After nine months of working in Columbiana, however, I feel like I’m finally getting my feet under me — knock on wood, of course.
Now, I have to admit that a reporter’s schedule is rarely the same to the day before, and the newsflashes break up the possible monotony. Daily, we receive emails and calls about potential story ideas or saddening incidents that make cringe-worthy headlines.
When I set up interviews, I much prefer to meet a story’s subject in person. I tend to fall head-over-heels into many of my stories, so I want to see the passion on the speaker’s face as he or she talks about the subject matter.

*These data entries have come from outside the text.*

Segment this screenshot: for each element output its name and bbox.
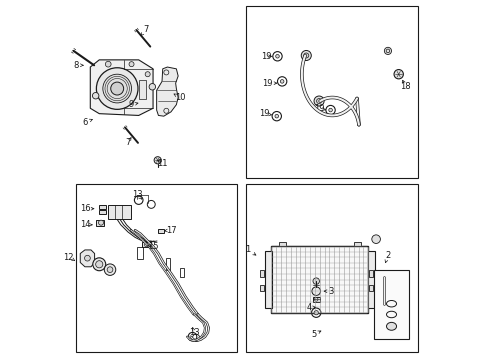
Circle shape [105, 61, 111, 67]
Bar [158, 229, 164, 233]
Bar [99, 211, 105, 215]
Circle shape [84, 255, 90, 261]
Text: 19: 19 [314, 104, 325, 113]
Bar [107, 205, 131, 220]
Text: 13: 13 [188, 328, 199, 337]
Text: 18: 18 [400, 82, 410, 91]
Ellipse shape [386, 322, 396, 330]
Circle shape [311, 287, 320, 296]
Bar [76, 184, 237, 352]
Text: 19: 19 [260, 52, 271, 61]
Text: 8: 8 [73, 61, 79, 70]
Bar [368, 285, 372, 291]
Text: 19: 19 [259, 109, 269, 118]
Circle shape [275, 54, 279, 58]
Circle shape [313, 96, 324, 106]
Polygon shape [156, 67, 178, 116]
Bar [353, 242, 360, 246]
Circle shape [280, 80, 284, 83]
Circle shape [102, 74, 131, 103]
Circle shape [93, 258, 105, 271]
Bar [260, 270, 264, 277]
Bar [180, 268, 183, 277]
Bar [264, 251, 271, 309]
Bar [260, 285, 264, 291]
Circle shape [393, 69, 403, 79]
Text: 9: 9 [129, 100, 134, 109]
Bar [137, 247, 143, 259]
Circle shape [99, 220, 103, 225]
Text: 15: 15 [147, 242, 158, 251]
Circle shape [129, 62, 134, 67]
Text: 7: 7 [143, 25, 148, 34]
Text: 14: 14 [80, 220, 90, 229]
Bar [96, 220, 103, 226]
Circle shape [316, 99, 321, 104]
Circle shape [274, 114, 278, 118]
Circle shape [149, 84, 155, 90]
Text: 13: 13 [131, 190, 142, 199]
Text: 12: 12 [63, 253, 74, 262]
Circle shape [314, 298, 317, 301]
Circle shape [384, 47, 391, 54]
Bar [271, 246, 367, 313]
Polygon shape [80, 250, 94, 267]
Circle shape [145, 72, 150, 77]
Text: 10: 10 [174, 93, 185, 102]
Bar [367, 251, 374, 309]
Text: 2: 2 [385, 251, 390, 260]
Circle shape [110, 82, 123, 95]
Bar [246, 184, 418, 352]
Bar [246, 6, 418, 178]
Bar [368, 270, 372, 277]
Circle shape [107, 267, 113, 273]
Circle shape [104, 264, 116, 275]
Bar [139, 80, 145, 99]
Circle shape [96, 261, 102, 268]
Text: 1: 1 [245, 246, 250, 255]
Circle shape [92, 93, 99, 99]
Polygon shape [90, 60, 153, 116]
Circle shape [313, 311, 318, 315]
Text: 4: 4 [306, 303, 311, 312]
Circle shape [154, 157, 161, 164]
Bar [278, 242, 285, 246]
Text: 3: 3 [327, 287, 333, 296]
Text: 6: 6 [82, 118, 87, 127]
Text: 7: 7 [125, 138, 130, 147]
Text: 16: 16 [80, 204, 90, 213]
Circle shape [371, 235, 380, 243]
Text: 19: 19 [262, 79, 272, 88]
Bar [312, 297, 319, 302]
Bar [99, 205, 105, 210]
Circle shape [301, 50, 311, 60]
Text: 11: 11 [157, 159, 167, 168]
Text: 5: 5 [311, 330, 316, 339]
Bar [142, 242, 150, 247]
Circle shape [303, 53, 308, 58]
Circle shape [328, 108, 332, 112]
Text: 17: 17 [165, 226, 176, 235]
Circle shape [144, 243, 148, 247]
Bar [165, 258, 169, 270]
Bar [373, 270, 408, 338]
Circle shape [96, 68, 138, 109]
Circle shape [312, 278, 319, 284]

Plus, as all seven reporters sit in the same large room with no cubicle walls or barriers of any kind, I prefer to not bumble my way through a phone interview within earshot of my co-workers, though the conversations that freely flow are more than worth the broken-down walls of the newsroom.
The most interesting part of being an ink jockey is you, the person out there wanting his or her story to be heard and shared. People react in one of two ways in front of a reporter.
One, they’ll easily open up and share stories and information about events they’ve experienced, tasks they’ve accomplished or future ideas they would like shared.
The second group tends to be more reserved, waiting to warm up to the interviewer before divulging too much.
I would like to thank the residents of Shelby County.
When asked if I like my job, I often say that I like working for this paper, but I’m not sure if I would like working for just any paper.
The county we serve is full of good-hearted folks looking to see their cities prosper.
Thank you for helping this eager, albeit young reporter get her feet under her.